With all WC the danger is any leakages or failures while you think all is going good, can destroy a lot. Most users build there own modded to achieve the best mix as the retailed setups are expensive yet compromised in at least one manner unless going highest end. IMHO, according to others who've used both, the CoolerMaster Aquagate linked above doesn't compare at all with the Zalman you're originally contemplating for CPU cooling. Maybe agentRed can report his CPU setup and temps idle/load for a better comparison but there's hardly any reviews of it and the previous Aquagate was well outdated. The ones who have tried it report too many problems (high temps at idle with P4's (50C+), loud fans at 2/3 etc), like 2 of my work colleagues and look here too.

Here's an old roundup of WC systems: http://www.xbitlabs.com/articles/coolers/display/16watercooling.html

Much reading I guess :grin:


----------



## agentRed (Nov 7, 2006)

Ahhh sure, I tried to find the old thread I made but I guess it's gone. 

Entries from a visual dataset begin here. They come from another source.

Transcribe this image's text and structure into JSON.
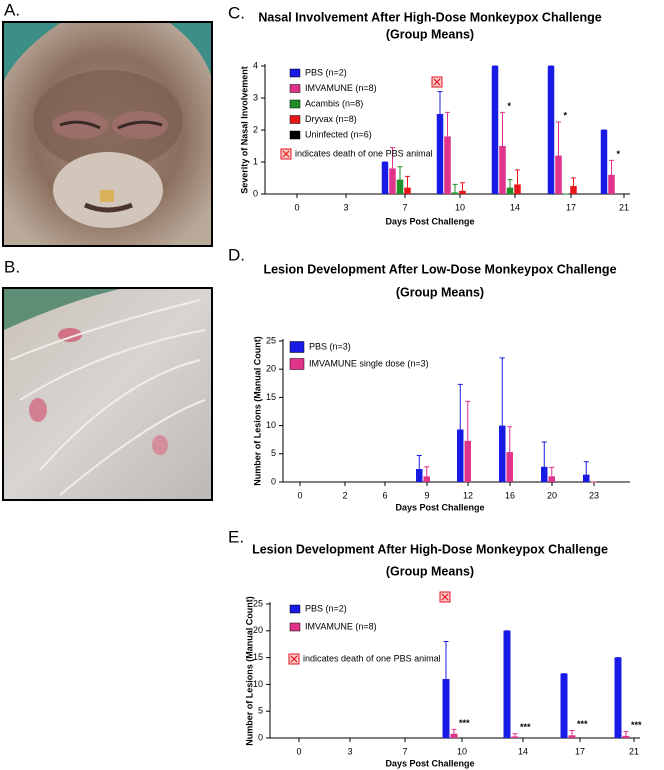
{
  "photo_labels": [
    "A.",
    "B."
  ],
  "chart_data": [
    {
      "type": "bar",
      "panel_label": "C.",
      "title": "Nasal Involvement After High-Dose Monkeypox Challenge",
      "subtitle": "(Group Means)",
      "x_label": "Days Post Challenge",
      "y_label": "Severity of Nasal  Involvement",
      "categories": [
        "0",
        "3",
        "7",
        "10",
        "14",
        "17",
        "21"
      ],
      "ylim": [
        0,
        4
      ],
      "yticks": [
        0,
        1,
        2,
        3,
        4
      ],
      "note": "indicates death of one PBS animal",
      "series": [
        {
          "name": "PBS (n=2)",
          "color": "#1a1ae6",
          "values": [
            null,
            null,
            1.0,
            2.5,
            4,
            4,
            2.0
          ],
          "errors": [
            null,
            null,
            0,
            0.7,
            0,
            0,
            0
          ]
        },
        {
          "name": "IMVAMUNE (n=8)",
          "color": "#e0338a",
          "values": [
            null,
            null,
            0.8,
            1.8,
            1.5,
            1.2,
            0.6
          ],
          "errors": [
            null,
            null,
            0.65,
            0.75,
            1.05,
            1.05,
            0.45
          ],
          "significance": [
            null,
            null,
            null,
            null,
            "*",
            "*",
            "*"
          ]
        },
        {
          "name": "Acambis (n=8)",
          "color": "#1f8f2a",
          "values": [
            null,
            null,
            0.45,
            0.05,
            0.2,
            0,
            null
          ],
          "errors": [
            null,
            null,
            0.4,
            0.25,
            0.25,
            0,
            null
          ]
        },
        {
          "name": "Dryvax (n=8)",
          "color": "#e8161b",
          "values": [
            null,
            null,
            0.2,
            0.1,
            0.3,
            0.25,
            null
          ],
          "errors": [
            null,
            null,
            0.35,
            0.25,
            0.45,
            0.25,
            null
          ]
        },
        {
          "name": "Uninfected (n=6)",
          "color": "#000000",
          "values": [
            null,
            null,
            0,
            0,
            0,
            0,
            null
          ],
          "errors": [
            null,
            null,
            0,
            0,
            0,
            0,
            null
          ]
        }
      ]
    },
    {
      "type": "bar",
      "panel_label": "D.",
      "title": "Lesion  Development After Low-Dose Monkeypox Challenge",
      "subtitle": "(Group Means)",
      "x_label": "Days Post Challenge",
      "y_label": "Number of Lesions (Manual Count)",
      "categories": [
        "0",
        "2",
        "6",
        "9",
        "12",
        "16",
        "20",
        "23"
      ],
      "ylim": [
        0,
        25
      ],
      "yticks": [
        0,
        5,
        10,
        15,
        20,
        25
      ],
      "series": [
        {
          "name": "PBS (n=3)",
          "color": "#1a1ae6",
          "values": [
            null,
            null,
            null,
            2.3,
            9.3,
            10,
            2.7,
            1.3
          ],
          "errors": [
            null,
            null,
            null,
            2.4,
            8,
            12,
            4.4,
            2.3
          ]
        },
        {
          "name": "IMVAMUNE single dose (n=3)",
          "color": "#e0338a",
          "values": [
            null,
            null,
            null,
            1.0,
            7.3,
            5.3,
            1.0,
            0
          ],
          "errors": [
            null,
            null,
            null,
            1.7,
            7,
            4.5,
            1.6,
            0
          ]
        }
      ]
    },
    {
      "type": "bar",
      "panel_label": "E.",
      "title": "Lesion  Development After High-Dose Monkeypox Challenge",
      "subtitle": "(Group Means)",
      "x_label": "Days Post Challenge",
      "y_label": "Number of Lesions (Manual Count)",
      "categories": [
        "0",
        "3",
        "7",
        "10",
        "14",
        "17",
        "21"
      ],
      "ylim": [
        0,
        25
      ],
      "yticks": [
        0,
        5,
        10,
        15,
        20,
        25
      ],
      "note": "indicates death of one PBS animal",
      "series": [
        {
          "name": "PBS (n=2)",
          "color": "#1a1ae6",
          "values": [
            null,
            null,
            null,
            11,
            20,
            12,
            15
          ],
          "errors": [
            null,
            null,
            null,
            7,
            0,
            0,
            0
          ]
        },
        {
          "name": "IMVAMUNE (n=8)",
          "color": "#e0338a",
          "values": [
            null,
            null,
            null,
            0.8,
            0.3,
            0.5,
            0.4
          ],
          "errors": [
            null,
            null,
            null,
            0.8,
            0.5,
            0.9,
            0.8
          ],
          "significance": [
            null,
            null,
            null,
            "***",
            "***",
            "***",
            "***"
          ]
        }
      ]
    }
  ]
}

*All temps are in °C. Ambient case temperatures were no greater than 27°C*

OK...so I've got this heater of a CPU...Pentium D 805. With the stock heatsink and fan running at 100%, my CPU was idling at 40 or so degrees. Under load it would break 60 sometimes. I got worried so I replaced it with a generic aircooler with a much higher RPM and CMF rating. It was -worse- than the stock. Now my CPU was idling at 45 and got to nearly 70 and cut off due to thermal shutdown. I took that cooler back (thanks to my local computer shop) and replaced it with one of those cylindrical Zalman heatsinks and the equivalent of Arctic Silver (it's a generic thing you can get from bestbuy, the specs are the same within .01% of each other). The Zalman was alright at first, it -seemed- to be working because my idle temp (fan @ 100%) was 38 and under load it didn't go over 48. Slowly but surely my idle and load temps rose to the point of actually being WORSE than my original, stock heatsink.
After that I returned that cooler as well and went with one of those Scythe Ninja 120mm's. Those HUGE ones...aaaannnd right off the bat the idle temps were at 40 again. I started to get really, really irritated. I couldn't have my CPU heating up like that, it was totally unacceptable. 

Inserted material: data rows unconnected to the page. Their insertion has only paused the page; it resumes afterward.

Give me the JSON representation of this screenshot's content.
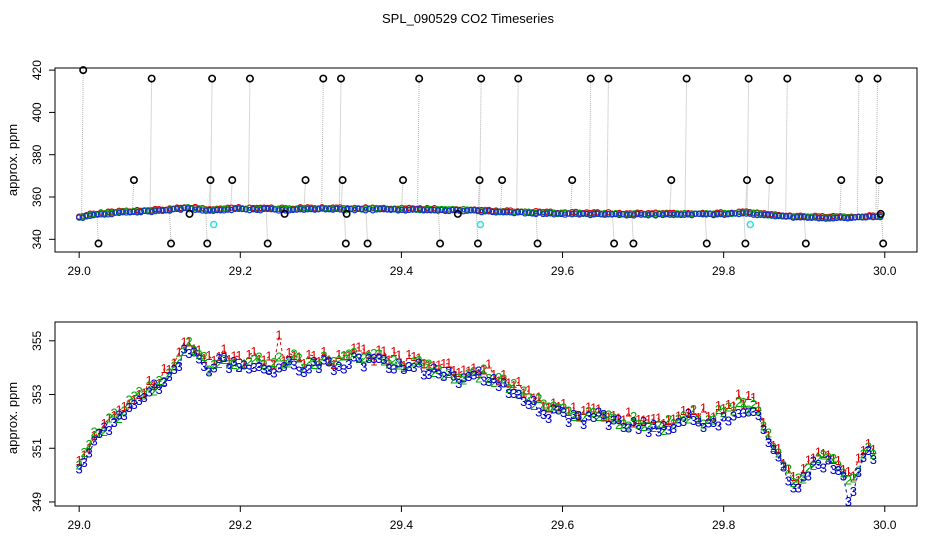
{
  "chart_data": {
    "title": "SPL_090529  CO2 Timeseries",
    "panels": [
      {
        "id": "top",
        "type": "scatter",
        "ylabel": "approx. ppm",
        "xlim": [
          28.97,
          30.04
        ],
        "ylim": [
          334,
          421
        ],
        "x_ticks": [
          29.0,
          29.2,
          29.4,
          29.6,
          29.8,
          30.0
        ],
        "x_tick_labels": [
          "29.0",
          "29.2",
          "29.4",
          "29.6",
          "29.8",
          "30.0"
        ],
        "y_ticks": [
          340,
          360,
          380,
          400,
          420
        ],
        "y_tick_labels": [
          "340",
          "360",
          "380",
          "400",
          "420"
        ],
        "baseline": [
          [
            29.0,
            350.3
          ],
          [
            29.02,
            351.5
          ],
          [
            29.05,
            352.6
          ],
          [
            29.1,
            353.4
          ],
          [
            29.135,
            354.6
          ],
          [
            29.16,
            353.6
          ],
          [
            29.2,
            354.2
          ],
          [
            29.25,
            354.0
          ],
          [
            29.3,
            354.3
          ],
          [
            29.33,
            354.1
          ],
          [
            29.4,
            354.0
          ],
          [
            29.47,
            353.6
          ],
          [
            29.5,
            353.2
          ],
          [
            29.55,
            352.5
          ],
          [
            29.6,
            352.0
          ],
          [
            29.7,
            351.6
          ],
          [
            29.8,
            351.8
          ],
          [
            29.83,
            352.3
          ],
          [
            29.86,
            351.0
          ],
          [
            29.9,
            350.3
          ],
          [
            29.95,
            350.0
          ],
          [
            29.99,
            350.5
          ]
        ],
        "spikes": [
          {
            "x": 29.003,
            "y": 420
          },
          {
            "x": 29.022,
            "y": 338
          },
          {
            "x": 29.066,
            "y": 368
          },
          {
            "x": 29.088,
            "y": 416
          },
          {
            "x": 29.112,
            "y": 338
          },
          {
            "x": 29.135,
            "y": 352
          },
          {
            "x": 29.157,
            "y": 338
          },
          {
            "x": 29.161,
            "y": 368
          },
          {
            "x": 29.163,
            "y": 416
          },
          {
            "x": 29.188,
            "y": 368
          },
          {
            "x": 29.21,
            "y": 416
          },
          {
            "x": 29.232,
            "y": 338
          },
          {
            "x": 29.253,
            "y": 352
          },
          {
            "x": 29.279,
            "y": 368
          },
          {
            "x": 29.301,
            "y": 416
          },
          {
            "x": 29.323,
            "y": 416
          },
          {
            "x": 29.325,
            "y": 368
          },
          {
            "x": 29.329,
            "y": 338
          },
          {
            "x": 29.33,
            "y": 352
          },
          {
            "x": 29.356,
            "y": 338
          },
          {
            "x": 29.4,
            "y": 368
          },
          {
            "x": 29.42,
            "y": 416
          },
          {
            "x": 29.446,
            "y": 338
          },
          {
            "x": 29.468,
            "y": 352
          },
          {
            "x": 29.493,
            "y": 338
          },
          {
            "x": 29.495,
            "y": 368
          },
          {
            "x": 29.497,
            "y": 416
          },
          {
            "x": 29.523,
            "y": 368
          },
          {
            "x": 29.543,
            "y": 416
          },
          {
            "x": 29.567,
            "y": 338
          },
          {
            "x": 29.61,
            "y": 368
          },
          {
            "x": 29.633,
            "y": 416
          },
          {
            "x": 29.655,
            "y": 416
          },
          {
            "x": 29.662,
            "y": 338
          },
          {
            "x": 29.686,
            "y": 338
          },
          {
            "x": 29.733,
            "y": 368
          },
          {
            "x": 29.752,
            "y": 416
          },
          {
            "x": 29.777,
            "y": 338
          },
          {
            "x": 29.825,
            "y": 338
          },
          {
            "x": 29.827,
            "y": 368
          },
          {
            "x": 29.829,
            "y": 416
          },
          {
            "x": 29.855,
            "y": 368
          },
          {
            "x": 29.877,
            "y": 416
          },
          {
            "x": 29.9,
            "y": 338
          },
          {
            "x": 29.944,
            "y": 368
          },
          {
            "x": 29.966,
            "y": 416
          },
          {
            "x": 29.989,
            "y": 416
          },
          {
            "x": 29.991,
            "y": 368
          },
          {
            "x": 29.993,
            "y": 352
          },
          {
            "x": 29.996,
            "y": 338
          }
        ],
        "cyan_points": [
          {
            "x": 29.167,
            "y": 347
          },
          {
            "x": 29.498,
            "y": 347
          },
          {
            "x": 29.833,
            "y": 347
          }
        ]
      },
      {
        "id": "bottom",
        "type": "line",
        "ylabel": "approx. ppm",
        "xlim": [
          28.97,
          30.04
        ],
        "ylim": [
          348.85,
          355.7
        ],
        "x_ticks": [
          29.0,
          29.2,
          29.4,
          29.6,
          29.8,
          30.0
        ],
        "x_tick_labels": [
          "29.0",
          "29.2",
          "29.4",
          "29.6",
          "29.8",
          "30.0"
        ],
        "y_ticks": [
          349,
          351,
          353,
          355
        ],
        "y_tick_labels": [
          "349",
          "351",
          "353",
          "355"
        ],
        "series_markers": [
          "1",
          "2",
          "3"
        ],
        "series": [
          {
            "name": "1",
            "color": "#dd0000",
            "offset": 0.32
          },
          {
            "name": "2",
            "color": "#00aa00",
            "offset": 0.16
          },
          {
            "name": "3",
            "color": "#0000cc",
            "offset": 0.0
          }
        ],
        "baseline": [
          [
            29.0,
            350.3
          ],
          [
            29.01,
            350.6
          ],
          [
            29.02,
            351.3
          ],
          [
            29.04,
            351.9
          ],
          [
            29.06,
            352.4
          ],
          [
            29.08,
            352.9
          ],
          [
            29.1,
            353.3
          ],
          [
            29.12,
            354.0
          ],
          [
            29.135,
            354.7
          ],
          [
            29.145,
            354.3
          ],
          [
            29.16,
            353.9
          ],
          [
            29.18,
            354.2
          ],
          [
            29.2,
            354.0
          ],
          [
            29.22,
            354.1
          ],
          [
            29.24,
            353.9
          ],
          [
            29.26,
            354.2
          ],
          [
            29.28,
            354.0
          ],
          [
            29.3,
            354.1
          ],
          [
            29.32,
            353.9
          ],
          [
            29.34,
            354.3
          ],
          [
            29.36,
            354.1
          ],
          [
            29.38,
            354.2
          ],
          [
            29.4,
            353.9
          ],
          [
            29.42,
            354.0
          ],
          [
            29.44,
            353.8
          ],
          [
            29.46,
            353.6
          ],
          [
            29.48,
            353.4
          ],
          [
            29.5,
            353.7
          ],
          [
            29.52,
            353.4
          ],
          [
            29.54,
            353.1
          ],
          [
            29.56,
            352.7
          ],
          [
            29.58,
            352.3
          ],
          [
            29.6,
            352.2
          ],
          [
            29.62,
            352.0
          ],
          [
            29.64,
            352.2
          ],
          [
            29.66,
            351.9
          ],
          [
            29.68,
            351.8
          ],
          [
            29.7,
            351.8
          ],
          [
            29.72,
            351.6
          ],
          [
            29.74,
            351.9
          ],
          [
            29.76,
            352.1
          ],
          [
            29.78,
            351.9
          ],
          [
            29.8,
            352.1
          ],
          [
            29.82,
            352.4
          ],
          [
            29.84,
            352.5
          ],
          [
            29.85,
            351.5
          ],
          [
            29.86,
            351.0
          ],
          [
            29.87,
            350.3
          ],
          [
            29.88,
            349.9
          ],
          [
            29.89,
            349.6
          ],
          [
            29.9,
            349.7
          ],
          [
            29.91,
            350.3
          ],
          [
            29.93,
            350.4
          ],
          [
            29.945,
            350.0
          ],
          [
            29.96,
            349.5
          ],
          [
            29.97,
            350.3
          ],
          [
            29.98,
            350.7
          ],
          [
            29.99,
            350.3
          ]
        ],
        "spikes": [
          {
            "x": 29.25,
            "y": 355.2
          },
          {
            "x": 29.5,
            "y": 353.9
          },
          {
            "x": 29.82,
            "y": 353.0
          },
          {
            "x": 29.955,
            "y": 349.0
          },
          {
            "x": 29.89,
            "y": 349.5
          }
        ]
      }
    ],
    "colors": {
      "grey_line": "#b0b0b0",
      "top_points": [
        "#cc0000",
        "#00aa00",
        "#1030dd"
      ],
      "spike_circle": "#000000",
      "cyan": "#33dddd"
    }
  }
}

Now that I have the Aquagate, my CPU never breaks 30, no matter the conditions. Right now it's idling at 17. Hours of gameplay, second life, doesn't matter, it won't go over 30! I was very, very impressed by the Aquagate system, and at the price of one of those supposedly good Air-Coolers too!

As far as the fan is concerned, 90% of the noise created by the fan in the unit is caused by a mesh-like grille in the front of the unit which can be easily removed without voiding your warranty. I took mine out the first day I had it and replaced it with a regular chrome grille. In my opinion, it even looks better. Even on setting 3, it's still no where near as loud as a Vantec Tornado. Setting 2 is the compromise. It's still very very quiet but it's not SILENT but you still get decent cooling. 

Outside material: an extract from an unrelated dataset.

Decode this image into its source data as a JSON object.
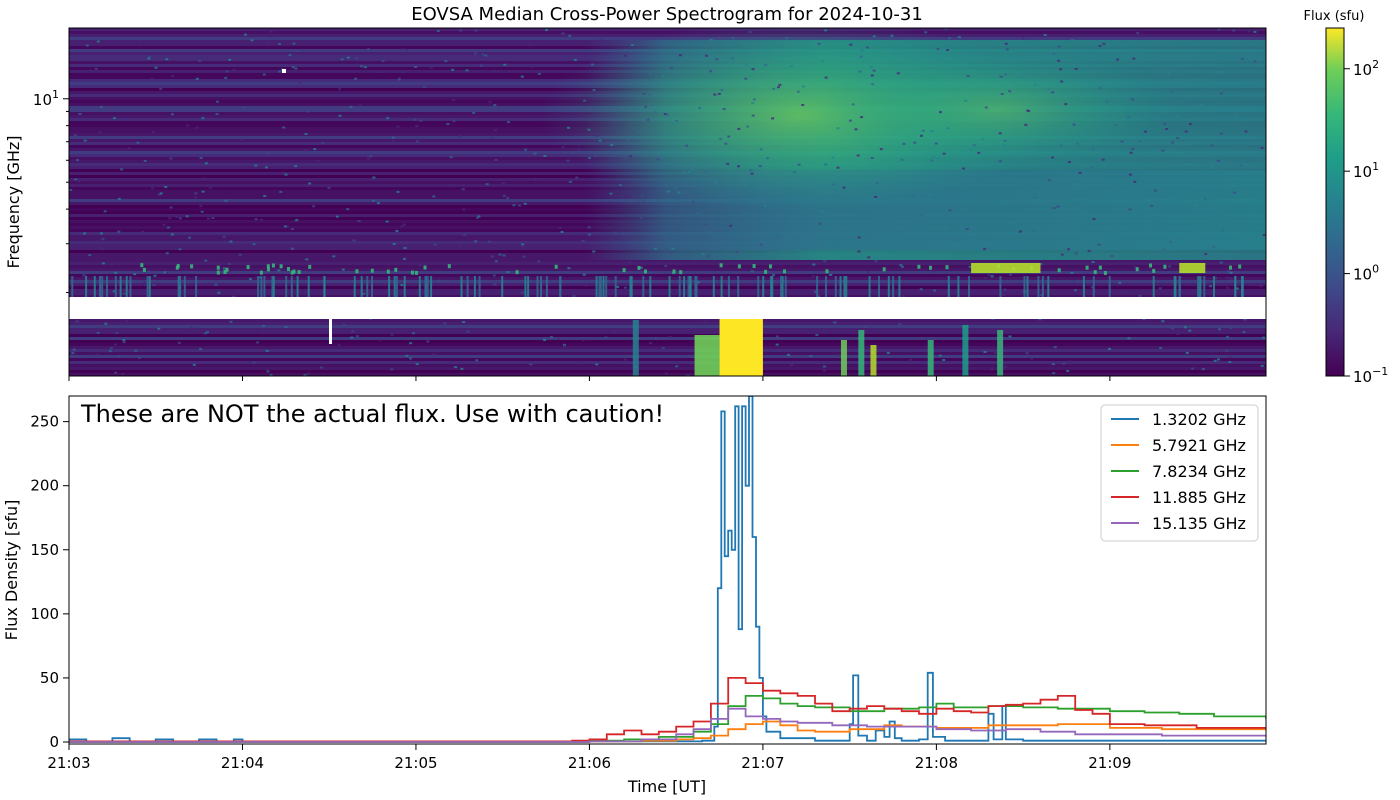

All in all, I think the Aquagate would be an excellent choice. Hope it goes well for you


----------



## Indoril Nerevar (Jan 7, 2006)

Thanks for all the info, guys. Looks like I have a bit of reading and thinking to do.

In the meantime, my specs are on the left (under "My System"), and the CPU temp shows in the BIOS as being about 50C (60 seconds after being turned on).

Cheers


----------



## Kalim (Nov 24, 2006)

If thats at system startup, then it'll be 55-57C during regular idling and much more under load - like 70C.


----------



## pharoah (Aug 28, 2006)

hey indoril this is something coming out soon that may be worth a look.

http://www.hexus.net/content/item.php?item=8142


----------